6. Souliers sur linaigrette |
7. Graff sur tôle |
Le périphérique s’impose définitivement à l’oreille et souvent à la vue, mais aussi aux sols de déblais et de remblais souvent toxiques (bitume), dont la variété entraîne celle de la végétation. La ville pénètre l’espace rubané qui l’enlace et la protège. Dans cet interstice, la végétation naturelle reprend ses droits, mais sous contrôle, la prairie entretenue n’a plus de chardons afin de faciliter le passage, les arbres trop serrés ne sont pas destinés au reboisement mais à protéger la ville, déchets et graffs témoignent directement d’un passage antérieur au nôtre, tous ces pas perdus venus déverser les objets affichés dans la réalité du fossé.
DEUX –
Un chaos de bitume dans de l’argile importée
On dirait qu’un jour le périph a dû ramper par là
défonçant la terre, les lianes et le lierre, les odeurs de serpillère
dans le fond des marécages
les traces de naufragés, cuillères et canapés
et les arbres hauts qui plongent dans la fraîcheur des remblais
Un pont nouveau vous offre son amphithéâtre par-dessous son tablier
Seule une musaraigne y fait son dernier spectacle
8. Parcours interrompu |
9. Entre ville et rocade |
La ville avance sur notre territoire : il nous faut franchir la barrière pour y retourner. Le sentier se rétrécit entre la rocade et une zone industrielle. L’une et l’autre se légitiment mutuellement et sont vouées à l’automobile, dévoreuse d’espace aux confins de la ville.
10. Graff |
11. Lecture |
Le rail coupe notre sentier sous le périphérique. Sur la photo n° 10, on reconnaît sur le graff noir KOB les graphismes géométriques d’Uttarayan (du collectif Urbain trop urbain) :
Claire lit, pour la 2° fois, un extrait du récit « Périph’strip » repris dans ce compte-rendu : lecture en situation, qui donne une dimension poétique peu commune au paysage et à notre randonnée. La performance, renouvelée 3 fois, jalonne une marche géographique et une démarche artistique.
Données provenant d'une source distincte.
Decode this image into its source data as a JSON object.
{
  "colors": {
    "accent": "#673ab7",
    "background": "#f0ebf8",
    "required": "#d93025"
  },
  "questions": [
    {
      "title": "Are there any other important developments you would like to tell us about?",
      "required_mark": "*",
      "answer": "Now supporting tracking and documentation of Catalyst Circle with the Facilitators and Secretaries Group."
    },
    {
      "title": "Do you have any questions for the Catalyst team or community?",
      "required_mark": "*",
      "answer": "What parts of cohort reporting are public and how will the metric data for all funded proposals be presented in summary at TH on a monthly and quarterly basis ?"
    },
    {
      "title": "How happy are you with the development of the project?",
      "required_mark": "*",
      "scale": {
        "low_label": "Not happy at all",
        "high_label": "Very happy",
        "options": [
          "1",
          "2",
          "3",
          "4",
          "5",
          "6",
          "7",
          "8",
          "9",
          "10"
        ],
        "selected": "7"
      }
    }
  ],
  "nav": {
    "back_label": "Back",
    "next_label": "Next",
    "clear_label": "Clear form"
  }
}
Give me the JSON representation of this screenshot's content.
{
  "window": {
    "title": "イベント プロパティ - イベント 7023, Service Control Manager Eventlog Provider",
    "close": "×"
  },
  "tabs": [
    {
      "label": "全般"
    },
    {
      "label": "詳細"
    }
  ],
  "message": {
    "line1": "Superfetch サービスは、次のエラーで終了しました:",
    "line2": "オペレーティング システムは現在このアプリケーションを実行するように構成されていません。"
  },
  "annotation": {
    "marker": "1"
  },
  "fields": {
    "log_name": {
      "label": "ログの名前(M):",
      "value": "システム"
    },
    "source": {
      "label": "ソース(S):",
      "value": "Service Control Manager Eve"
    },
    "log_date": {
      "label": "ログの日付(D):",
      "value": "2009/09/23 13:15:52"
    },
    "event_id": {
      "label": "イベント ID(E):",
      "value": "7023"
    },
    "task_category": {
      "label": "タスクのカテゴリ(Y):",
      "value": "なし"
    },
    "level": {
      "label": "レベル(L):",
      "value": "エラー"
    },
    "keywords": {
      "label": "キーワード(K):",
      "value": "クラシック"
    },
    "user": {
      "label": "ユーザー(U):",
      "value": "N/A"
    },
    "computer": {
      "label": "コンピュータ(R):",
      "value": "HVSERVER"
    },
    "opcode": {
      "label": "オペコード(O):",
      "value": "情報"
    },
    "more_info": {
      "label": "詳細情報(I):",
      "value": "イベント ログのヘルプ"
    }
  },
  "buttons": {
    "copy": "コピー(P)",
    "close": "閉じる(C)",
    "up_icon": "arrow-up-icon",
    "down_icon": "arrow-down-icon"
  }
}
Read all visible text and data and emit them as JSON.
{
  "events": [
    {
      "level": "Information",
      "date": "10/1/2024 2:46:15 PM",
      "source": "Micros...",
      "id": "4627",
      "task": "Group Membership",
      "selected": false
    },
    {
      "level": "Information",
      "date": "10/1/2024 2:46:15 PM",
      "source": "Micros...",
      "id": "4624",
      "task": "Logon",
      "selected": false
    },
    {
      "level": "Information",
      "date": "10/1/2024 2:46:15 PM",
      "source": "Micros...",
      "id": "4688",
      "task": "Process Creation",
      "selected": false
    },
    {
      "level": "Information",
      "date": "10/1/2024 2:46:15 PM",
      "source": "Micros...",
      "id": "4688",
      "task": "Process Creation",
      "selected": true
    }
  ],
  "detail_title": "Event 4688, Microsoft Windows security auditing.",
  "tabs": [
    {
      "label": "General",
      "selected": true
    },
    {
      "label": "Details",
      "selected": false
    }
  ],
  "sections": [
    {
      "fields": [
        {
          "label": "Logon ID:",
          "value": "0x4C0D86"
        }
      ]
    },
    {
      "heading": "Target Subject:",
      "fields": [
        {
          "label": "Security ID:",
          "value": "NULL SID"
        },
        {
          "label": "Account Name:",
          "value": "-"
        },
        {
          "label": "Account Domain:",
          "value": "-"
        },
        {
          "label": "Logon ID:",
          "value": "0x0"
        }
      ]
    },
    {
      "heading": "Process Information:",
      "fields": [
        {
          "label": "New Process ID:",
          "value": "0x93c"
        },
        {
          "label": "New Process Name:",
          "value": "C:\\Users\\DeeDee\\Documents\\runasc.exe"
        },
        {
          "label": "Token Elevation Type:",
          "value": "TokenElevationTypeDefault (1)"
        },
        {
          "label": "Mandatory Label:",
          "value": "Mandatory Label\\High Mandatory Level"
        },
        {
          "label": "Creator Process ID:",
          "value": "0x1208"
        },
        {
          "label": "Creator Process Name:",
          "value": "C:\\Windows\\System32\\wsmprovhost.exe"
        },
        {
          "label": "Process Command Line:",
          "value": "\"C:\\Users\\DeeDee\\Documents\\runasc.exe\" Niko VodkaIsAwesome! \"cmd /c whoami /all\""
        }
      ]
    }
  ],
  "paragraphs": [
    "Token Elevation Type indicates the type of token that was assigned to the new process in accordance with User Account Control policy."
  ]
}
12-13. Le « Mont Chevelu ».
C’est un tertre fait de matériaux de déblaiement, couvert d’une flore riche en épineux et aromates méditerranéens. Bernard lance l’attaque, puis Matthieu mène l’assaut à travers fleurs, chardons et graminées. Du sommet, on voit, de l’autre côté, l’autoroute des Deux Mers et la ZAC de Montaudran (Aérospace Campus).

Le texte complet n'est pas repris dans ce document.